NickBlack.com

Malcolm Gladwell and the New Religion

Malcolm Gladwell has caused a stir with his article in the New Yorker about social media. Many of my friends have been talking about this, not least writer Charles Koppelman. I thought I’d post my thoughts as the email I sent him…

Charles: last night I was at the Frontline for an event called “TV journalism in the 21st century: The real golden age?”  I was unsure if the ‘golden’ was a reference to the money being made or the quality of the coverage.  The panelists were:

– Peter Horrocks, BBC director of global news

– Ben Cohen, Channel 4 News technology correspondent

– Greg Beitchman, global editor of the Reuters news agency

– Simon Bucks, associate editor at Sky News.

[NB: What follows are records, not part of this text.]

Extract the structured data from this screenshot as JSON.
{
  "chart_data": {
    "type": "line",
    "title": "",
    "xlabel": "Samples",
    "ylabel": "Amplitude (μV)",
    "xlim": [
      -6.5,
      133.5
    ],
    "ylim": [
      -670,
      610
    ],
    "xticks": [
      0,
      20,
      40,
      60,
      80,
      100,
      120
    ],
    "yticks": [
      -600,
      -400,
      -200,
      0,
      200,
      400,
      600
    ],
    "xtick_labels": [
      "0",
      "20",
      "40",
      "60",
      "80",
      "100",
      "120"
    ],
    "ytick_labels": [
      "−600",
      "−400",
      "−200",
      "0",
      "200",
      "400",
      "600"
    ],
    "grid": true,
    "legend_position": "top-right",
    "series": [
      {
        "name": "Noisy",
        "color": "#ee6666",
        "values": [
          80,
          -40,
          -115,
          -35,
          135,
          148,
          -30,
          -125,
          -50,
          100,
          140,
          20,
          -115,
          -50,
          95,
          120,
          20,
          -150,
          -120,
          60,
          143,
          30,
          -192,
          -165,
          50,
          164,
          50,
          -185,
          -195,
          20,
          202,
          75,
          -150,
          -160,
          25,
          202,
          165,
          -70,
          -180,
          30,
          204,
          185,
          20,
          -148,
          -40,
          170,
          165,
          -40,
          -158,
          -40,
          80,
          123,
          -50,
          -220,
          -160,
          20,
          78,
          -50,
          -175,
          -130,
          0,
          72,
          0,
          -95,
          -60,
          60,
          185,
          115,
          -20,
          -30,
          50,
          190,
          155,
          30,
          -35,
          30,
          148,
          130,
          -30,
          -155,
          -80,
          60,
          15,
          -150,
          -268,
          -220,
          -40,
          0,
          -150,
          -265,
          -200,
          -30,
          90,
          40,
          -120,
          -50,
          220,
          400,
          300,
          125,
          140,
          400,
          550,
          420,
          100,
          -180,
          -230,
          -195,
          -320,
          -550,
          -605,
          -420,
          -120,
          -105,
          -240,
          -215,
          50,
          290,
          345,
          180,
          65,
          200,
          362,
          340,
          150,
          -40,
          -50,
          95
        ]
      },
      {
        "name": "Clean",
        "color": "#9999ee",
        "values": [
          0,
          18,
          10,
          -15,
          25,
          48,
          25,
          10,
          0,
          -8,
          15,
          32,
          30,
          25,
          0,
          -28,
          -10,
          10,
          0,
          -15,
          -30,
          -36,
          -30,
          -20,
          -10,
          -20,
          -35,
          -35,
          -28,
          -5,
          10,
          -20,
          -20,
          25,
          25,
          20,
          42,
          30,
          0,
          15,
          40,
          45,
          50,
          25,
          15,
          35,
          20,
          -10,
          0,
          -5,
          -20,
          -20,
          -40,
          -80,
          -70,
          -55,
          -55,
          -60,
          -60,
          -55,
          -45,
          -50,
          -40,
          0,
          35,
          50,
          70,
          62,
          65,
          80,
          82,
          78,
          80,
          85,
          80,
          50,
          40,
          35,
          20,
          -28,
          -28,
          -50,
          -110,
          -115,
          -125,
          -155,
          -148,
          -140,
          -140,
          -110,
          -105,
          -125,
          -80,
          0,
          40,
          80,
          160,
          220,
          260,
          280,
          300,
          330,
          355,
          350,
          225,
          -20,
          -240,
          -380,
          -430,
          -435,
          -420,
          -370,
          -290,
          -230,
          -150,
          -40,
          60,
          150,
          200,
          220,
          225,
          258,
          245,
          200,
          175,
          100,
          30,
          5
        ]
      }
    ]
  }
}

Chaired by Matt Wells, head of audio at the Guardian, and presenter of the Media Talk podcast.

Naturally a lot of time was spent talking about Britain’s ‘Berlusconi moment’  when/if Rupert Murdoch is allowed to buy Sky. But the other big issue was how broadcast news is dealing with twitter/fb/blogs etc. What makes me nervous is the kind of fizzy enthusiasm everywhere. The kind we usually associate with frat boys and hen parties. I’ve been around technology long enough to know that out there somewhere in the great unknown are unintended consequences.

Remember the Moon, how we were all on our way to space? How Atomic electricity would be so cheap it wouldn’t be worth monitoring? How thalidomide would transform women’s lives (it did alright)? How we would use our fantastically advanced technology to win the Iraq war in a few weeks; It’ll all be over by christmas? Young Ben Cohen was so overwhelmed with the glory of his tweeting job I thought he might fidget off the stage.

Whenever I hear the great crowd bellowing in the certainty of a new religion, little alarm bells go off in the back of my mind. I read the Gladwell article carefully. It seemed to me he was saying that the kinds of relationships that made the civil rights movement work are fundamentally different than the kind that people have on fb and twitter. Sociology is not my specialty, and he may be wrong, I don’t know.

What I am certain of is this: we are once again conducting an experiment on ourselves with no controls. We have a habit of doing this. Of course I use twitter and fb, but I’m old and my brain is also well attuned to reading books etc. How much do we know about the way the human brain develops with kids who don’t have any of that, and who’s family structure is not nearly as stable of most of ours were?

I’m a huge fan of Ray Kurzweil and I agree with him that we’re in a very rapidly accelerating technological environment, which along with all the good things, will inevitably bring accelerating unintended consequences.

My main concern with social media is that people assume that Google, Fb and Twitter are friendly corporations run by cool young people who are on ‘our’ side. What I know is that these companies have the largest databases of human behaviour ever constructed and I’m relying on their goodwill to use it wisely. I trust large corporations like I trust governments.